I did not pick up “This Is How You Lose the Time War” by Amal El-Mohtar and Max Gladstone because of the beautiful cover art, the intriguing summary or even the review comment from Madeline Miller herself. Rather, I picked it up because of a tweet I saw four months ago
Yes, I picked up one of my now-favorite books of all-time because of a Twitter user called maskofbun.
I’m not sure what that says about me.
Regardless, the book follows the lives of two time traveling agents, Red and Blue, who work for rival organizations seeking to bring about their utopias. The chapters switch between Red and Blue’s perspectives, from one universe’s Atlantis to another universe’s Beijing, and are split up with teasing letters to each other.
From the first page I was hooked. El-Mohtar and Gladstone’s writing makes you feel like twirling your hair and kicking your feet up on your bed like a teenage girl before her first date.

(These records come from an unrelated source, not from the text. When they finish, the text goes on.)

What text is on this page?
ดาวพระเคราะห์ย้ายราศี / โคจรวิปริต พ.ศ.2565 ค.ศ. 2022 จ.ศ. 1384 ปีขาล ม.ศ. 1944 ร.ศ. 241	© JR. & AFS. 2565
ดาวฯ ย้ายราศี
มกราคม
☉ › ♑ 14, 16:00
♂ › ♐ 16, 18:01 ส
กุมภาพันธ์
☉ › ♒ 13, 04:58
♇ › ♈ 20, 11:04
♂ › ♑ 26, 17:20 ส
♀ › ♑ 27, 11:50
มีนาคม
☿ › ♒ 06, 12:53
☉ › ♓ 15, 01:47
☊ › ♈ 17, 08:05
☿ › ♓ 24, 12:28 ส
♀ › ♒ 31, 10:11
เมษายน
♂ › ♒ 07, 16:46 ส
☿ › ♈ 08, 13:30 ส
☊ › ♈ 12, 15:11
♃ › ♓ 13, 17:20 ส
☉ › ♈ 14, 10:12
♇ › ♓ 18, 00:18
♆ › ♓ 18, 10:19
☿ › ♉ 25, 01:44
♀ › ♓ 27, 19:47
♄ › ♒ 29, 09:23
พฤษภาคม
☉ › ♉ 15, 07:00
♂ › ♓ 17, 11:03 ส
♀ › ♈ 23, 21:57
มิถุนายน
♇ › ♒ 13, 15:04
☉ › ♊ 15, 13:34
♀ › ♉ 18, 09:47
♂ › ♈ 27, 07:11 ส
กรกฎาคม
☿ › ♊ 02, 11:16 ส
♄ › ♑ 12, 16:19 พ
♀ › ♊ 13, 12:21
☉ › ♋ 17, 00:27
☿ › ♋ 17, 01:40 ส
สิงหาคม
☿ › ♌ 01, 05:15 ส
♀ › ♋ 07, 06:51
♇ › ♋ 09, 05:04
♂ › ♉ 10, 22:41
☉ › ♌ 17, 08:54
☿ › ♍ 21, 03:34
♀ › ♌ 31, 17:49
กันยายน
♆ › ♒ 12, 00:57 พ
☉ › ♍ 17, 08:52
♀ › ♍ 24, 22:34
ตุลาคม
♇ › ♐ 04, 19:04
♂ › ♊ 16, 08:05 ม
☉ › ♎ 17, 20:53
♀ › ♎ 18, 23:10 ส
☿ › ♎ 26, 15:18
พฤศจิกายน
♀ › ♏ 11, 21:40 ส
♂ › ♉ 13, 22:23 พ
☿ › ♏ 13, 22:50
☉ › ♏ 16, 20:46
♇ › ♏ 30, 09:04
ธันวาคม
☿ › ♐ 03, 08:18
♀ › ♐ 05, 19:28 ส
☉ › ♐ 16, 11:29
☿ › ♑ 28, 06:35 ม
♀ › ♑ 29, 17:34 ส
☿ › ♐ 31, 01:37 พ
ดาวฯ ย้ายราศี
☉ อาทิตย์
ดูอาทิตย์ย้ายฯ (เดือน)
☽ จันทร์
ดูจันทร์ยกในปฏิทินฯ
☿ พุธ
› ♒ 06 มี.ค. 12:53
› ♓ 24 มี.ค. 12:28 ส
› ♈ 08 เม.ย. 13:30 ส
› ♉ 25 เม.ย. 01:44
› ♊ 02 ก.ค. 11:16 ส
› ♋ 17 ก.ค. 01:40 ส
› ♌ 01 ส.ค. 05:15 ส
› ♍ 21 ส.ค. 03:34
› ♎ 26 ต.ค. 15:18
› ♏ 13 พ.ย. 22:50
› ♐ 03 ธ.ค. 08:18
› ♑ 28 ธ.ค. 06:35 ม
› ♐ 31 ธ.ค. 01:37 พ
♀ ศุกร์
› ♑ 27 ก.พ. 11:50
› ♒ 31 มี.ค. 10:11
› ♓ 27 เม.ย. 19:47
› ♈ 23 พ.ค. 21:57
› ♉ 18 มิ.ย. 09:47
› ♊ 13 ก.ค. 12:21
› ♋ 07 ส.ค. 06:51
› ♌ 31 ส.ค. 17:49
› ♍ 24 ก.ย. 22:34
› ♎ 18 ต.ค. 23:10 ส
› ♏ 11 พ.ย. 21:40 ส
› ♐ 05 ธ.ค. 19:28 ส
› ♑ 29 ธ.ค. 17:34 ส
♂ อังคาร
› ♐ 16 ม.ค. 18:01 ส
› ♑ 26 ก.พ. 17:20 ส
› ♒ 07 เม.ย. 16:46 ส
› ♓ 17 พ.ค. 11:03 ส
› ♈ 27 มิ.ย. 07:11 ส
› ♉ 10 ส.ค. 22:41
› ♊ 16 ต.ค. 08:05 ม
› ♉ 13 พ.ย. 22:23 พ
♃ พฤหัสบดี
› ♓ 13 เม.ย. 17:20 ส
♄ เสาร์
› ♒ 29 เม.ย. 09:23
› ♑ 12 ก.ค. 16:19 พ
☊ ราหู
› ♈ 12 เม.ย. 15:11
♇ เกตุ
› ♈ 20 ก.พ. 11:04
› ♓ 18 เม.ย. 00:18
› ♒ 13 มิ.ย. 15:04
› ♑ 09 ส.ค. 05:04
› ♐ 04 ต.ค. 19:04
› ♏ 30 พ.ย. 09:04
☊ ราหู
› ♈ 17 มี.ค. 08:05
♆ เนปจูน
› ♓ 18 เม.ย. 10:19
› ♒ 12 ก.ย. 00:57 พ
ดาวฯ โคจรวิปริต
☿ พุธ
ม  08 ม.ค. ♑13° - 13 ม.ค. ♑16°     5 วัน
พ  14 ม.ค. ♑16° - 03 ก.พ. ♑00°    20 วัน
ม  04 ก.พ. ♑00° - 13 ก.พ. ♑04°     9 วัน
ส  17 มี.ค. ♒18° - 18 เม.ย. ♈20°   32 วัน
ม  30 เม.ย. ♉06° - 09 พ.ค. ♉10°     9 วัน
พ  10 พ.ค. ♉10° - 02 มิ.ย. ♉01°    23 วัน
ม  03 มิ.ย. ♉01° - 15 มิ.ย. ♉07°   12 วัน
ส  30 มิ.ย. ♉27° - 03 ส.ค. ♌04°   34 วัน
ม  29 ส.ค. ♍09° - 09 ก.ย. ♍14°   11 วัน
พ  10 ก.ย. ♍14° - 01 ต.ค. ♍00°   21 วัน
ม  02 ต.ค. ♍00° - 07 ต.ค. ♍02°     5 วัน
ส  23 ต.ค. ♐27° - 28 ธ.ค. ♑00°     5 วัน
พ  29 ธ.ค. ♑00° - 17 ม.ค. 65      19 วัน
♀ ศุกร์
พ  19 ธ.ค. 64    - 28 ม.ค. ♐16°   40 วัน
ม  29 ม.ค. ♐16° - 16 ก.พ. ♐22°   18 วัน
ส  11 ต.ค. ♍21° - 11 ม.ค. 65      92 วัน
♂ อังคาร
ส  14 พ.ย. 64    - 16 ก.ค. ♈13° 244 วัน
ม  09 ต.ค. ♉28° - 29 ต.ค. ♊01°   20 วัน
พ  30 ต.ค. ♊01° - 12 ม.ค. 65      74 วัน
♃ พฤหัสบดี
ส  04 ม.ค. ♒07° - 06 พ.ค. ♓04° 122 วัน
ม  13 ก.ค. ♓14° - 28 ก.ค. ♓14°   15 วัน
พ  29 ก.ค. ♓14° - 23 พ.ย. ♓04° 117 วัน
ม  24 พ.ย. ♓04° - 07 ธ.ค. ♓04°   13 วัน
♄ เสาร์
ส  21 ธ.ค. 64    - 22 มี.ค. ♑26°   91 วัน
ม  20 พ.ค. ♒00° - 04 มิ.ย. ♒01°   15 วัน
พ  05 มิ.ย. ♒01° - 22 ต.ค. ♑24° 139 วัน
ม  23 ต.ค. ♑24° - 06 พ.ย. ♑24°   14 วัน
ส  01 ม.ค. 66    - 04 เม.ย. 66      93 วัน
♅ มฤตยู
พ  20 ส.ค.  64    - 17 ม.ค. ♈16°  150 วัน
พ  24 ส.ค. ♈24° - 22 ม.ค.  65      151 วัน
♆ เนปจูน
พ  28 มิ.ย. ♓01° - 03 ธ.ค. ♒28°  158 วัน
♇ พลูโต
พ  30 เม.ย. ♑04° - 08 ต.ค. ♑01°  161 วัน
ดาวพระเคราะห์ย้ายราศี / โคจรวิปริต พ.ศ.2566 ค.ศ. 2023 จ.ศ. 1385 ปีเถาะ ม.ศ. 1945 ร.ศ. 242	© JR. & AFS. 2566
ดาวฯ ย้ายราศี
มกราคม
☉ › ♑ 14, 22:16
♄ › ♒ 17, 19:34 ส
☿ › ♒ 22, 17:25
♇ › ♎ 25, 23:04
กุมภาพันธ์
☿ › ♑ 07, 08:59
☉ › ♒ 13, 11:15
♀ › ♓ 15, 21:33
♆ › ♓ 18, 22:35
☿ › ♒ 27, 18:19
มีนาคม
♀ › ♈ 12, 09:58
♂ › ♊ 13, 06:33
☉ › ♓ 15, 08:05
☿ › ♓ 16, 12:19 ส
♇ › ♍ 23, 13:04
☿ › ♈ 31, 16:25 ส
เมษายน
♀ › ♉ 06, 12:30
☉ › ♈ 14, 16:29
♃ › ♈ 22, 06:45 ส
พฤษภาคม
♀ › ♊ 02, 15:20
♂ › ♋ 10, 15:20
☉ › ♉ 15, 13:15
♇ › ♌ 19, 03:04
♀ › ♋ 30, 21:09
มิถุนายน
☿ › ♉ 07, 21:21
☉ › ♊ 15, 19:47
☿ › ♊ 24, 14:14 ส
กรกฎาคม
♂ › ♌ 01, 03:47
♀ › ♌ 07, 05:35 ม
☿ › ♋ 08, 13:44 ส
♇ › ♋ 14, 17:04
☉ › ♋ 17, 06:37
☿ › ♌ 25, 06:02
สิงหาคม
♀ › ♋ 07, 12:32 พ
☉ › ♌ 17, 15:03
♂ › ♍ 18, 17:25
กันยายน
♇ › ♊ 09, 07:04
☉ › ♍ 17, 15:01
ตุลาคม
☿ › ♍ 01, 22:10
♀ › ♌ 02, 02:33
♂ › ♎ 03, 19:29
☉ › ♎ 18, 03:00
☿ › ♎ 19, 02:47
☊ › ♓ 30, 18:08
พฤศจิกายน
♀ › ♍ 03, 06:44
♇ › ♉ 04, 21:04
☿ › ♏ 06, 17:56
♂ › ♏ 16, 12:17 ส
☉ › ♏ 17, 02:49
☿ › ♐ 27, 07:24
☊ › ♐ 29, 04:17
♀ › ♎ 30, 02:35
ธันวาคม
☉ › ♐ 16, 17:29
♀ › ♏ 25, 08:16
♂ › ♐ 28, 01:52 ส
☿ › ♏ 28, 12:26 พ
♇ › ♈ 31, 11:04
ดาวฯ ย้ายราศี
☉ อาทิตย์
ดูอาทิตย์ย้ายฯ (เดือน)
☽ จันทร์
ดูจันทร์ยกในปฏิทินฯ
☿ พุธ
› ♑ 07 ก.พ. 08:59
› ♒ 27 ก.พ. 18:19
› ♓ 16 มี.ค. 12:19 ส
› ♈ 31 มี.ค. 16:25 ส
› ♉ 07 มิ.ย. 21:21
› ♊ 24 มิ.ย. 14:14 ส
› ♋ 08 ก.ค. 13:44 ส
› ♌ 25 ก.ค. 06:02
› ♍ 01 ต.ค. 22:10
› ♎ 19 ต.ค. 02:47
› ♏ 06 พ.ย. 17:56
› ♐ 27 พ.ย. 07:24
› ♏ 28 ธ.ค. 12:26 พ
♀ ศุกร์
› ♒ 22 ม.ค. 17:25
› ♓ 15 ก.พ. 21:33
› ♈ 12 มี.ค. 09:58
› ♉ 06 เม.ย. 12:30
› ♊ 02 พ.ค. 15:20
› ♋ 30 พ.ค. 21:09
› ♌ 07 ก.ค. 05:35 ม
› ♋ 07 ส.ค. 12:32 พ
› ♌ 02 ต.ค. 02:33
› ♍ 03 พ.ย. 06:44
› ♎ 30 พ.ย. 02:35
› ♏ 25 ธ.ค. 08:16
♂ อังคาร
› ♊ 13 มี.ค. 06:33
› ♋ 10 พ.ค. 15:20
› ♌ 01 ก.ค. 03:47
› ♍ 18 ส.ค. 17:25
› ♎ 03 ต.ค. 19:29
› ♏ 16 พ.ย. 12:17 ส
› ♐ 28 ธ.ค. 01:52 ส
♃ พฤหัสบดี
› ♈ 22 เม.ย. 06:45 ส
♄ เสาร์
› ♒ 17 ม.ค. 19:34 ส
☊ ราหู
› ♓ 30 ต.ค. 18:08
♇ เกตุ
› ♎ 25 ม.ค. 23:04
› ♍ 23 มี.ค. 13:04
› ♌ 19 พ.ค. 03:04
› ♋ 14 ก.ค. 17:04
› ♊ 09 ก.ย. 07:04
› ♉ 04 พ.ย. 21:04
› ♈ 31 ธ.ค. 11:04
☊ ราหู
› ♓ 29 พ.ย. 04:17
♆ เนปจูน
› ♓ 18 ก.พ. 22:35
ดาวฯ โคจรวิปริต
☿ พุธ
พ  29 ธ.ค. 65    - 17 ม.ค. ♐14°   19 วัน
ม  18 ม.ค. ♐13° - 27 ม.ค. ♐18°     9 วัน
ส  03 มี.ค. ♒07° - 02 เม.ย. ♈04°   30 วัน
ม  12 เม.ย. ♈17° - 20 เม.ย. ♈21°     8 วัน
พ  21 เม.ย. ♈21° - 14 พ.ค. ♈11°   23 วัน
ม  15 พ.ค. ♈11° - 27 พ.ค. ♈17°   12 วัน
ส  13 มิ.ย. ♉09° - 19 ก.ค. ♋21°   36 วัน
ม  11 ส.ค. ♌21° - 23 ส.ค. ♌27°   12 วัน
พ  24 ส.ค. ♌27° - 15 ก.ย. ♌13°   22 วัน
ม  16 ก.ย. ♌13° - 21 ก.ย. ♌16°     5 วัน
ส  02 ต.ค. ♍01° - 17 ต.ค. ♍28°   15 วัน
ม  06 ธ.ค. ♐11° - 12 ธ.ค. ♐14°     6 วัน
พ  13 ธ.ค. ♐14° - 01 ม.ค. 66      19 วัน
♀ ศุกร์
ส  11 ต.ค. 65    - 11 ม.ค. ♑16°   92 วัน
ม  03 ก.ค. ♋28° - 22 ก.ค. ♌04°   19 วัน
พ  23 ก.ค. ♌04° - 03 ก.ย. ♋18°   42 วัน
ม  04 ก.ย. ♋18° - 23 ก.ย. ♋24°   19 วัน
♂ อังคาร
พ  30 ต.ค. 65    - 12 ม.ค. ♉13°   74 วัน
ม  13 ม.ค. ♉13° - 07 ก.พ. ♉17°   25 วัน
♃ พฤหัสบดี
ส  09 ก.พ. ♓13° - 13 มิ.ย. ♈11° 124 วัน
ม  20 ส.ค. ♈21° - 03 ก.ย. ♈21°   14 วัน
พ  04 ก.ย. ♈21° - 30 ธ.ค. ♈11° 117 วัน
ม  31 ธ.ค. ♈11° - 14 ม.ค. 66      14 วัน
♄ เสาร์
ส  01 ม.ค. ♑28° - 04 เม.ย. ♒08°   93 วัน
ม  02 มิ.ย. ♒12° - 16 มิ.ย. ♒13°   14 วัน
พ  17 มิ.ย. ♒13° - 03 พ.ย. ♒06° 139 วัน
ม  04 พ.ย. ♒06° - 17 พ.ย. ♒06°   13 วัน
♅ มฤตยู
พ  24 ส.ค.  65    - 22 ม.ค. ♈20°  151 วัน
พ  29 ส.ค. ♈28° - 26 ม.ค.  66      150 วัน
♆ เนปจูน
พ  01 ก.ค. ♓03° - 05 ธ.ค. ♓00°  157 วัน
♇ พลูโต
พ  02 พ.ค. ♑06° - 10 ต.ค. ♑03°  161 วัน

(Apologies to every student who made awkward eye contact with me in Saxbys as I was desperately trying to take the dumb smile off my face — I was just fanpersoning over two time-traveling lesbians.)
For me, the highlight of the book were the letters sandwiched between each narrative chapter. It’s here that Red and Blue’s personalities truly shine. Red is a by-the-book, intense and extremely driven woman, while Blue is cockier, more adventurous and ultimately the first to start their little game.
Red and Blue’s relationship develops at just the right pace. We see them start as teasing opponents, bragging about how they foiled the other’s plans and taunting them to retaliate, to becoming confidantes who can only express their emotions in the secrecy of their letters.
One of the biggest connections between Red and Blue is their feeling of loneliness. They both reveal how they feel like outsiders in their agencies, separate from the other agents. It’s this loneliness that allows them to find solace in each other, and it was also the aspect of the book I connected most with.
Both agencies expect their agents to be extensions of everyone else, for all of them to operate for the same goal. Red and Blue have been in countless relationships required of them by their agencies, played roles to a perfect T, yet it’s only with each other that they realize that they want more for themselves.
It’s their forbidden love that makes them begin questioning their roles and what futures they truly want for themselves. After all, only one of their agencies can win the time war.
Red and Blue find themselves having to pick between their true identities, their love for each other and the expectations their agencies have for them. It’s the classic story of star-crossed lovers — except, not really, because Red and Blue’s lives are intertwined in ways that make you want to believe that soulmates really do exist.
“This Is How You Lose the Time War” isn’t for everyone. The prose can get a little too flowery and unclear in its meaning, the plot can occasionally get away from itself and I sometimes found myself having to backtrack to understand just what El-Mohtar and Gladstone were saying. However, it’s a cheap, quick and intensely enjoyable read for anyone who’s looking for a fun book to scream into your pillow about.